Who is Esther Gordillo and how did she win Congress, you ask? Give me a moment for that issue. First, we have some quasi-official Congressional results. The preliminary estimates appear to have been remarkably inaccurate. (Diego Valle, can you explain that?)
In the Senate, the PRI-Green alliance has picked up 48 senators directly and 13 seats via P.R., for a total of 61, four short of a majority. In the House, the PRI-Green alliance has taken 157 districts plus 83 party-list seats. That is eleven seats shy of a majority. (It is also a full twenty districts less than the preliminary post-election count.)
The New Alliance Party (aka “Panal”) won another ten P.R. seats. If the PRI can convince the Panal to support them, that would provide 250 votes.
Now 250 votes aren’t quite enough for a majority. The Mexican constitution contains no tie-breaking provisions. Article 142 of the House internal rules states only that in the event of a tie, the House will immediately vote again.
If still tied, they vote again the next day, at which point that’s it. (Unless the matter is really pressing, in which case they will hope for a miracle, or something. Really! Go read the rules at the above link.) So the PRI will need 251 votes to pass legislation through the lower house. With the Panal plus one independent or PAN defector, they will have it.

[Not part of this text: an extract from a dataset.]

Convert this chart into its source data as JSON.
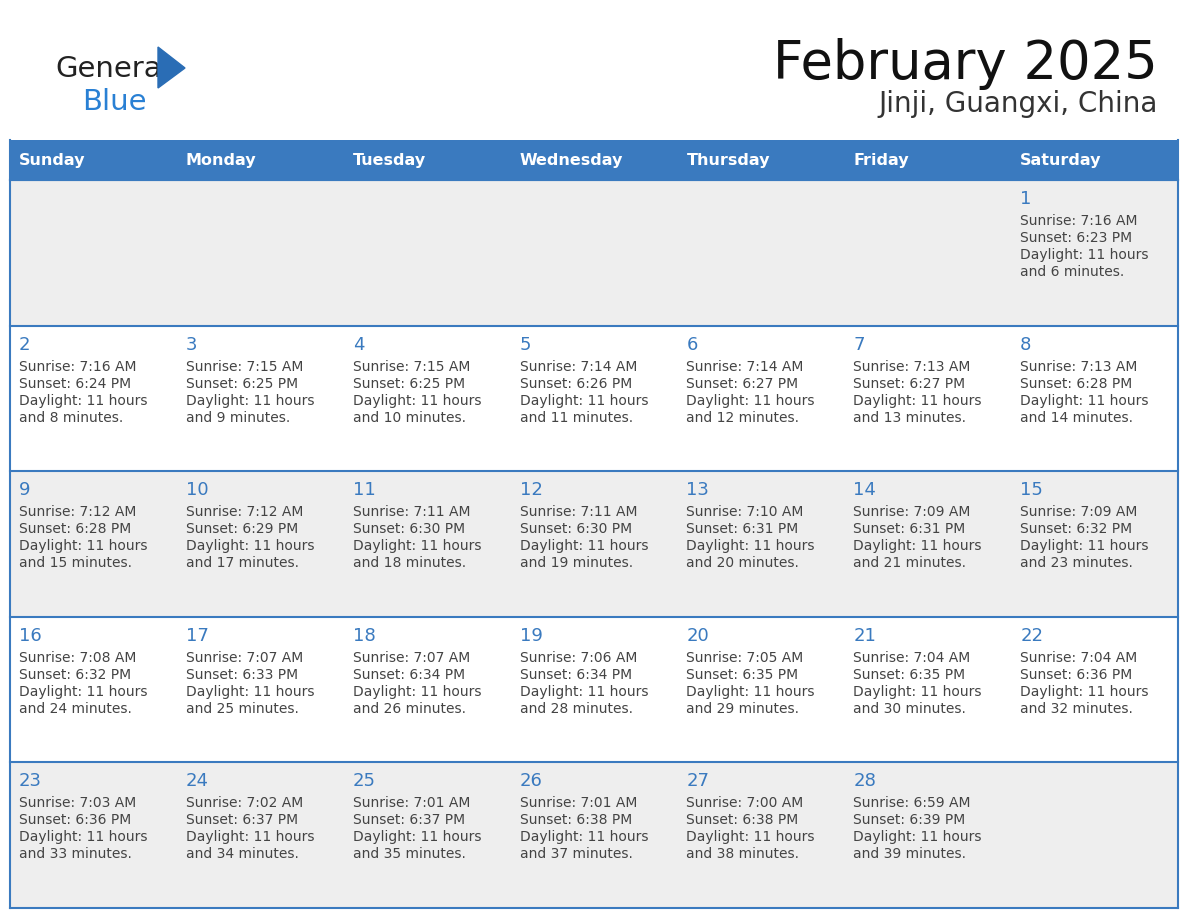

Which brings us to Elba Esther Gordillo and the Panal. Gordillo heads the national teachers union (SNTE). Now, I am aware that Republicans like to prattle on about the power of the teachers unions in the United States. That is because Republicans do not know what a real union looks like. Gordillo is immensely powerful, and immensely corrupt. Frex, on an official salary of $26,910 a year she somehow bought a house in San Diego for $1.7 million, in the same neighborhood as Mitt Romney.
The SNTE was part of the PRI machine, but split in 2006 to support the PAN. As part of that split, the union created its own political party, the Panal. Lest there be some confusion, Patrick Corcoran reminds us that the top two positions in the Panal bureaucracy went respectively to Gordillo’s daughter and Gordillo’s personal secretary. Gordillo could have just thrown her votes to the PAN directly, but creating a party gave her more flexibility ... and access to federal election subsidies. Panal did not run a presidential candidate in ‘06, but it did picked up nine seats in the House and elected one senator.
This year, Panal ran its own candidate for president, the hapless and vaguely hipster-looking Gabriel Quadri. The reason was to leave Gordillo’s options open for post-election negotiations. The SNTE has 1.2 million members and managed to pull in about that many votes for Quadri, plus 1.7 million votes for the Panal’s congressional slate, enough for ten deputies and a senator.
Now, my prediction is that given its internal splits, the PAN will not resort to a Republican-style strategy of unified opposition. That will reduce Gordillo’s leverage. That said, she will be the PRI’s easiest route to a working majority in the lower house, giving her something close to a veto. In other words, it is probably the best possible result from La Maestra’s point of view.
But it is a bad result for Mexico. Not the worst, but bad. For those who still wonder why (the $1.7 million house wasn’t enough?) read this article from the Economist.
Ms. Gordillo is not the sort of person you want in a position of power, and this election gives her more power.
By way of a small clarification, Nueva Alianza did run a candidate in '06: Roberto Campa, who completely disappeared from the spotlight after the election.
Nueva Alianza getting enought votes to keep registration is bad enough news, but I agree that their resulting bargaining position is just terrible.
Posted by: Francisco | July 12, 2012 at 10:18 PM
(Slaps forehead.) That's right. He was the guy who campaigned for any vote for the party, right? "Don't vote for me, just give us a vote for, you know, any office," or something.
Posted by: Noel Maurer | July 13, 2012 at 07:26 AM
I haven't looked at the data but maybe its related to the butterfly ballot like way of voting in Mexico? In districts where the PVEM and the PRI did not form a coalition there were probably a lot of null votes because people got confused and voted for two candidates.